Fakat Temmuz işçiler için acı bir fiyaskoyla sonuçlandı. Koşullar henüz iktidarı ele geçirmek için olgun değildi çünkü askerler işçilerle tamamen özdeşleşmemişti; köylüler Sosyal devrimcilerle ilgili yanılsamalara sahipti ve hareket taşrada merkeze kıyasla geri kalmıştı.
Takip eden iki ayda- Ağustos ve Eylül- yenilginin acısının ve burjuvazinin şiddetli baskısının tahrikiyle işçiler bu engelleri pratik yollardan aşmaya başladılar. Önceden hazırlanmış bir planla değil de “inisiyatif Okyanusu”nun, mücadelelerin ve harekette bilinçlenmenin gerçekleştiği Sovyetler içindeki tartışmaların bir ürünü olarak. Dolayısıyla işçiler ve askerlerin eylemleri tamamen kaynaştı, birleşti: “geçişme (ozmos) fenomeni ortaya çıktı, özellikle Petrograd’ta. Ajitasyon, işçi mahallesi Vyborg ve başkentte konuşlanan asker alayını birleştirdiğinde, ikisi arasında fermantasyon gerçekleşti. İşçiler ve askerler hissettiklerini ifade etmek için sürekli sokaklara çıktı. Sokaklar onlara aitti. Hiçbir güç, hiçbir kuvvet o sırada onları, talepleri için ajitasyon yapmaktan ya da devrimci marşlarını avazı çıktığı kadar bağırarak söylemekten alıkoyamazdı” (G. Soria, Los 300 dias de la Revolucion Rusia, Chapter IV, ‘Un era de crisis').

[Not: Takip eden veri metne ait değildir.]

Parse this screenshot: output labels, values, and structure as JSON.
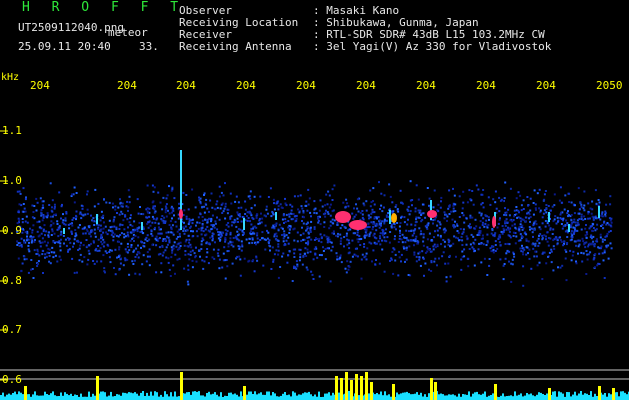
{
  "header": {
    "title": "H R O F F T",
    "filename": "UT2509112040.png",
    "meteor_label": "meteor",
    "datetime": "25.09.11 20:40",
    "count": "33.",
    "fields": [
      {
        "label": "Observer",
        "value": ": Masaki Kano"
      },
      {
        "label": "Receiving Location",
        "value": ": Shibukawa, Gunma, Japan"
      },
      {
        "label": "Receiver",
        "value": ": RTL-SDR SDR# 43dB L15 103.2MHz CW"
      },
      {
        "label": "Receiving Antenna",
        "value": ": 3el Yagi(V) Az 330 for Vladivostok"
      }
    ]
  },
  "axis": {
    "unit": "kHz",
    "time_ticks": [
      "204",
      "204",
      "204",
      "204",
      "204",
      "204",
      "204",
      "204",
      "204",
      "2050"
    ],
    "freq_ticks": [
      "1.1",
      "1.0",
      "0.9",
      "0.8",
      "0.7",
      "0.6"
    ]
  },
  "colors": {
    "header_green": "#2ee83a",
    "tick_yellow": "#ffff00",
    "activity_cyan": "#19e0ff",
    "activity_yellow": "#ffff00"
  }
}
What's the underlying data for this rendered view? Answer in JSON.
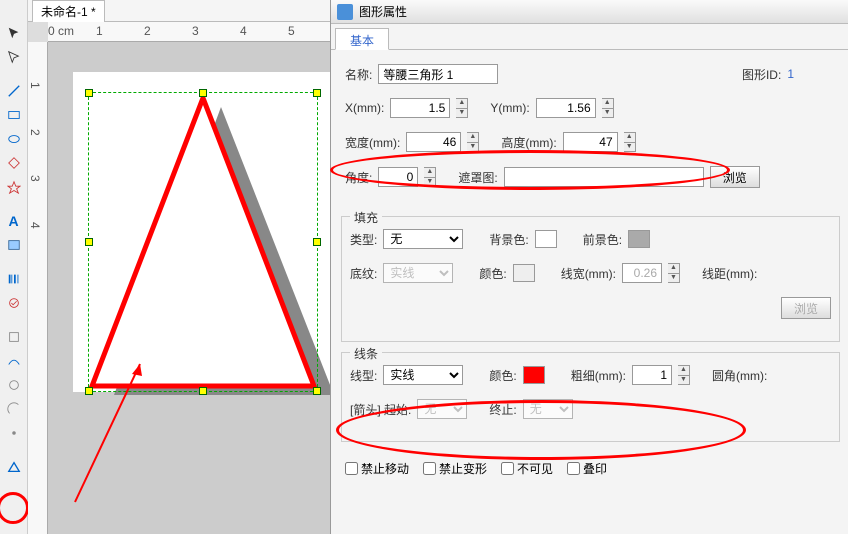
{
  "document": {
    "tab_name": "未命名-1 *"
  },
  "ruler": {
    "unit_label": "0 cm",
    "marks": [
      "1",
      "2",
      "3",
      "4",
      "5"
    ]
  },
  "panel": {
    "title": "图形属性",
    "tab_basic": "基本",
    "name_label": "名称:",
    "name_value": "等腰三角形 1",
    "shape_id_label": "图形ID:",
    "shape_id_value": "1",
    "x_label": "X(mm):",
    "x_value": "1.5",
    "y_label": "Y(mm):",
    "y_value": "1.56",
    "width_label": "宽度(mm):",
    "width_value": "46",
    "height_label": "高度(mm):",
    "height_value": "47",
    "angle_label": "角度:",
    "angle_value": "0",
    "mask_label": "遮罩图:",
    "browse": "浏览"
  },
  "fill": {
    "group": "填充",
    "type_label": "类型:",
    "type_value": "无",
    "bgcolor_label": "背景色:",
    "fgcolor_label": "前景色:",
    "pattern_label": "底纹:",
    "pattern_value": "实线",
    "color_label": "颜色:",
    "linewidth_label": "线宽(mm):",
    "linewidth_value": "0.26",
    "linegap_label": "线距(mm):",
    "browse": "浏览"
  },
  "stroke": {
    "group": "线条",
    "type_label": "线型:",
    "type_value": "实线",
    "color_label": "颜色:",
    "weight_label": "粗细(mm):",
    "weight_value": "1",
    "corner_label": "圆角(mm):",
    "arrow_label": "[箭头] 起始:",
    "arrow_start": "无",
    "end_label": "终止:",
    "arrow_end": "无"
  },
  "checks": {
    "no_move": "禁止移动",
    "no_transform": "禁止变形",
    "invisible": "不可见",
    "overprint": "叠印"
  }
}
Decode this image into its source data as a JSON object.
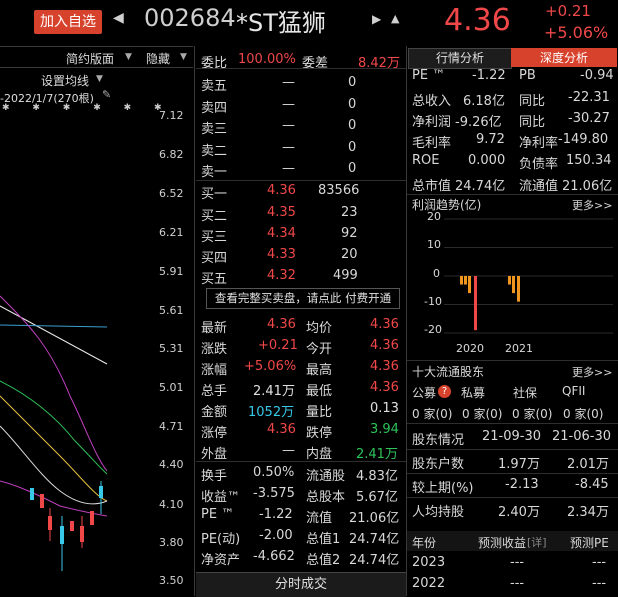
{
  "header": {
    "add_watchlist": "加入自选",
    "prev_icon": "◀",
    "code": "002684",
    "name": "*ST猛狮",
    "next_icon": "▶",
    "bell_icon": "▲",
    "price": "4.36",
    "change": "+0.21",
    "change_pct": "+5.06%"
  },
  "chart": {
    "tab_simple": "简约版面",
    "tab_hide": "隐藏",
    "setting_ma": "设置均线",
    "date_label": "-2022/1/7(270根)",
    "markers": "✱ ✱ ✱ ✱ ✱ ✱",
    "y_ticks": [
      "7.12",
      "6.82",
      "6.52",
      "6.21",
      "5.91",
      "5.61",
      "5.31",
      "5.01",
      "4.71",
      "4.40",
      "4.10",
      "3.80",
      "3.50"
    ]
  },
  "orderbook": {
    "ratio_label": "委比",
    "ratio_value": "100.00%",
    "diff_label": "委差",
    "diff_value": "8.42万",
    "asks": [
      {
        "label": "卖五",
        "price": "—",
        "vol": "0"
      },
      {
        "label": "卖四",
        "price": "—",
        "vol": "0"
      },
      {
        "label": "卖三",
        "price": "—",
        "vol": "0"
      },
      {
        "label": "卖二",
        "price": "—",
        "vol": "0"
      },
      {
        "label": "卖一",
        "price": "—",
        "vol": "0"
      }
    ],
    "bids": [
      {
        "label": "买一",
        "price": "4.36",
        "vol": "83566"
      },
      {
        "label": "买二",
        "price": "4.35",
        "vol": "23"
      },
      {
        "label": "买三",
        "price": "4.34",
        "vol": "92"
      },
      {
        "label": "买四",
        "price": "4.33",
        "vol": "20"
      },
      {
        "label": "买五",
        "price": "4.32",
        "vol": "499"
      }
    ],
    "full_book": "查看完整买卖盘，请点此 付费开通"
  },
  "quote": {
    "rows": [
      {
        "l1": "最新",
        "v1": "4.36",
        "l2": "均价",
        "v2": "4.36"
      },
      {
        "l1": "涨跌",
        "v1": "+0.21",
        "l2": "今开",
        "v2": "4.36"
      },
      {
        "l1": "涨幅",
        "v1": "+5.06%",
        "l2": "最高",
        "v2": "4.36"
      },
      {
        "l1": "总手",
        "v1": "2.41万",
        "l2": "最低",
        "v2": "4.36"
      },
      {
        "l1": "金额",
        "v1": "1052万",
        "l2": "量比",
        "v2": "0.13"
      },
      {
        "l1": "涨停",
        "v1": "4.36",
        "l2": "跌停",
        "v2": "3.94"
      },
      {
        "l1": "外盘",
        "v1": "—",
        "l2": "内盘",
        "v2": "2.41万"
      }
    ],
    "rows2": [
      {
        "l1": "换手",
        "v1": "0.50%",
        "l2": "流通股",
        "v2": "4.83亿"
      },
      {
        "l1": "收益™",
        "v1": "-3.575",
        "l2": "总股本",
        "v2": "5.67亿"
      },
      {
        "l1": "PE ™",
        "v1": "-1.22",
        "l2": "流值",
        "v2": "21.06亿"
      },
      {
        "l1": "PE(动)",
        "v1": "-2.00",
        "l2": "总值1",
        "v2": "24.74亿"
      },
      {
        "l1": "净资产",
        "v1": "-4.662",
        "l2": "总值2",
        "v2": "24.74亿"
      }
    ],
    "bottom_tab": "分时成交"
  },
  "deep": {
    "tab_quote": "行情分析",
    "tab_deep": "深度分析",
    "fin": [
      {
        "l1": "PE ™",
        "v1": "-1.22",
        "l2": "PB",
        "v2": "-0.94"
      },
      {
        "l1": "总收入",
        "v1": "6.18亿",
        "l2": "同比",
        "v2": "-22.31"
      },
      {
        "l1": "净利润",
        "v1": "-9.26亿",
        "l2": "同比",
        "v2": "-30.27"
      },
      {
        "l1": "毛利率",
        "v1": "9.72",
        "l2": "净利率",
        "v2": "-149.80"
      },
      {
        "l1": "ROE",
        "v1": "0.000",
        "l2": "负债率",
        "v2": "150.34"
      },
      {
        "l1": "总市值",
        "v1": "24.74亿",
        "l2": "流通值",
        "v2": "21.06亿"
      }
    ],
    "profit_title": "利润趋势(亿)",
    "more": "更多>>",
    "profit_y": [
      "20",
      "10",
      "0",
      "-10",
      "-20"
    ],
    "profit_x": [
      "2020",
      "2021"
    ],
    "holders_title": "十大流通股东",
    "holder_types": [
      "公募",
      "私募",
      "社保",
      "QFII"
    ],
    "holder_counts": [
      "0 家(0)",
      "0 家(0)",
      "0 家(0)",
      "0 家(0)"
    ],
    "holder_rows": [
      {
        "label": "股东情况",
        "a": "21-09-30",
        "b": "21-06-30"
      },
      {
        "label": "股东户数",
        "a": "1.97万",
        "b": "2.01万"
      },
      {
        "label": "较上期(%)",
        "a": "-2.13",
        "b": "-8.45"
      },
      {
        "label": "人均持股",
        "a": "2.40万",
        "b": "2.34万"
      }
    ],
    "forecast_header": [
      "年份",
      "预测收益",
      "[详]",
      "预测PE"
    ],
    "forecast_rows": [
      {
        "year": "2023",
        "eps": "---",
        "pe": "---"
      },
      {
        "year": "2022",
        "eps": "---",
        "pe": "---"
      }
    ]
  }
}
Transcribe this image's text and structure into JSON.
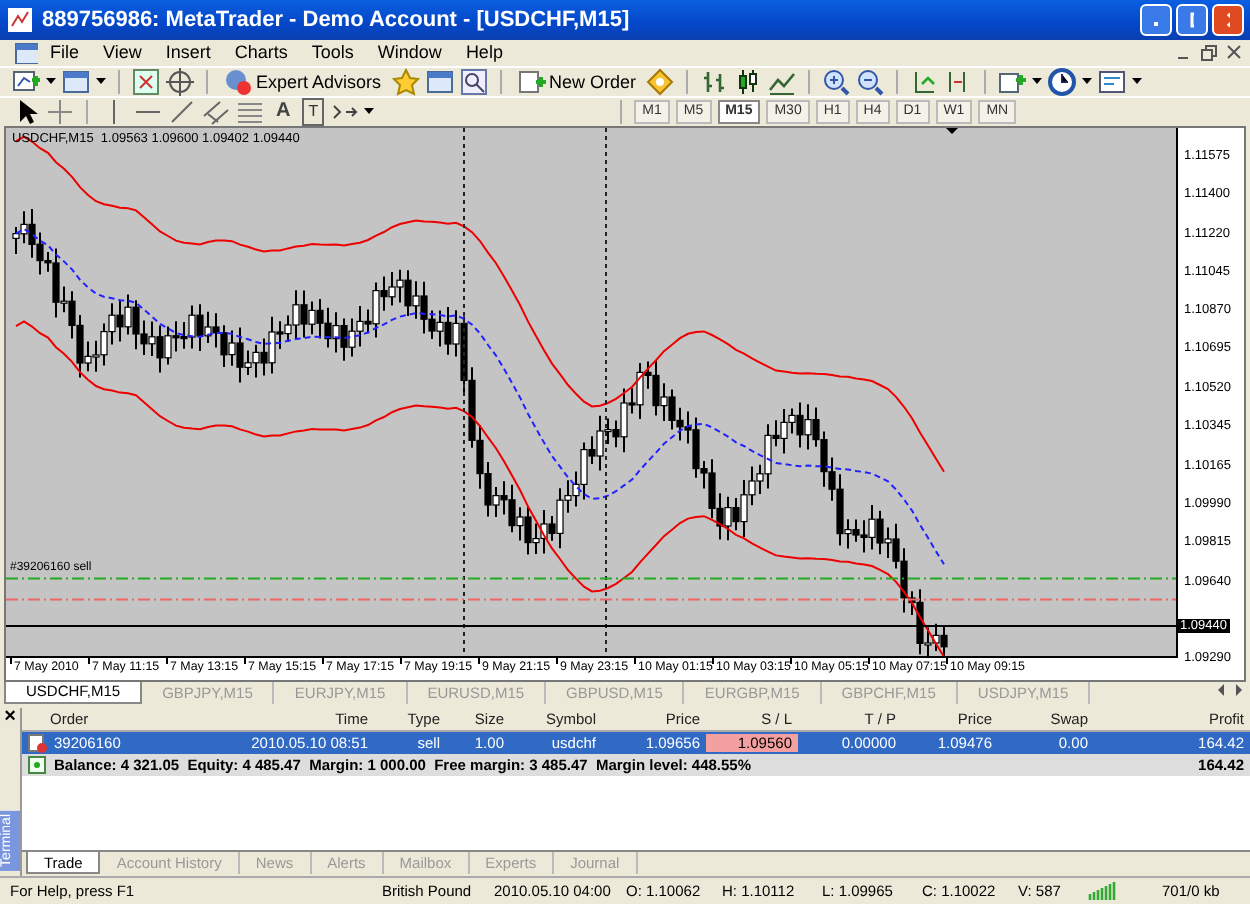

Temmuzdaki yenilgiden sonra burjuvazi nihayet bu kâbusa bir son verebileceklerini düşündü. Bu nedenle, Kerenski’nin ‘demokratik’ cephesi ile -ordunun başkumandanı olan- Kornilov’un açıkça gerici cephesi arasında işbölümüne giden askeri darbe yaptılar. İkincisi, hala burjuva düzene bağlı gözüken Kazak ve Kafkas birliklerini işin içine sokarak onları Petrograd üstüne sürmeye kalktı.
Fakat bu girişim büyük bir fiyasko oldu. Devrimci Savunma Komitesi -Petrograd Sovyeti’nin kontrolündeydi daha sonra Askeri Devrimci Komite’ye dönüşecekti- içinde örgütlenmiş işçiler ve askerlerin muazzam kudreti, Kornilov’un birliklerini teslim aldı ya da bloke etti, hareketsiz kıldı -ya da birçok durumda olduğu üzere, bu birlikteki askerler birliklerini terk ettiler ve işçiler ve askerlerle birleştiler.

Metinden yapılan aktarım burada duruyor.